Wendy's says higher beef costs are eating into its profit.
The hamburger chain on Thursday reported a lower-than-expect profit for its third quarter, noting that beef costs were "much higher than our initial projections." It also said it expects the "record high" costs to continue. A day earlier, Burger King's biggest U.S. franchisees, Carrols Restaurant Group, said its beef cost were up 32 percent from the year-ago quarter.
McDonald's and Chipotle have also said they faced higher beef prices in the quarter and that they expect the pressure to continue.
During an earnings call last month, Chipotle Chief Financial Officer John Hartung chalked up the cost increase to "strong demand and tight supply." He said the elevated costs are expected to continue as livestock producers "rebuild their herds after two years of drought conditions."

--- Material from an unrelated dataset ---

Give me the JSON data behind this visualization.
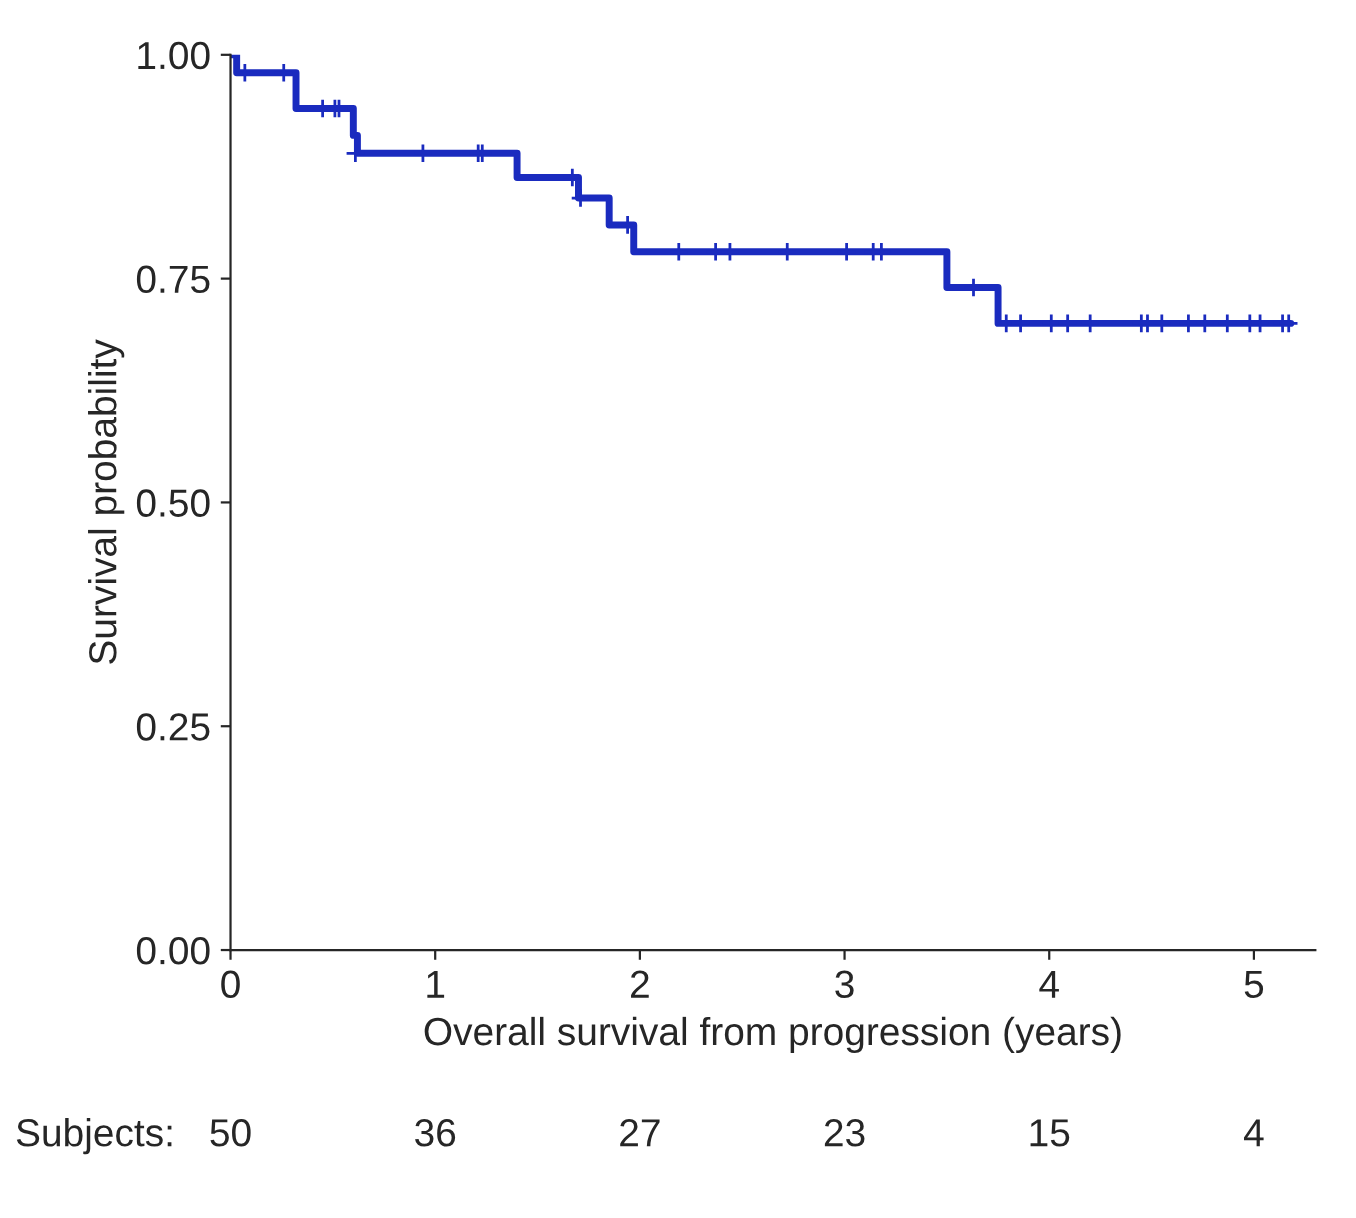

Fast-food companies can deal with higher ingredient costs in a variety of ways, without necessarily passing on all the costs to customers. Arby's CEO Paul Brown, for instance, has said the company can promote other items, such as chicken sandwiches. Wendy's also promoted its pulled pork sandwiches in the most recent quarter, although the company didn't cite beef costs as the reason for doing so.
Alex Macedo, president of Burger King's North American region, also said this week the company is working with franchisees to reduce overall restaurant costs to offset the higher beef costs. And Wendy's said Thursday it plans take actions to reduce costs by $30 million, primarily through the "realignment" of its U.S. field operations and savings at its restaurant support center in Dublin, Ohio.
It's not just beef costs that are pressuring Wendy's profit margins, however. The company is redesigning its restaurants as part of a push to recast itself as a more premium fast-food chain, akin to Panera. The closure of restaurants during the renovations hurts overall sales and profitability. But Wendy's has stressed the new restaurant designs ultimately help boost sales.
For the quarter, The Wendy's Co. said sales rose 2 percent at company-owned locations, and 0.5 percent at franchise-owned locations. It attributed the difference to the higher number of company-owned restaurants that have the new look.
Looking ahead to next year, Wendy's also expects profit to be pressured by minimum wage increases and the implementation of the Affordable Care Act, which requires large employers to provide insurance to full-time workers.
For the quarter, it earned $22.8 million, or 6 cents per share. Excluding one-time items, it earned 8 cents per share, which was a penny shy of Wall Street expectations, according to Zacks Investment Research.
Revenue of $512.5 million also fell short of the $516.7 million analysts expected.
Wendy's said it still expects full-year earnings in the range of 34 cents to 36 cents per share.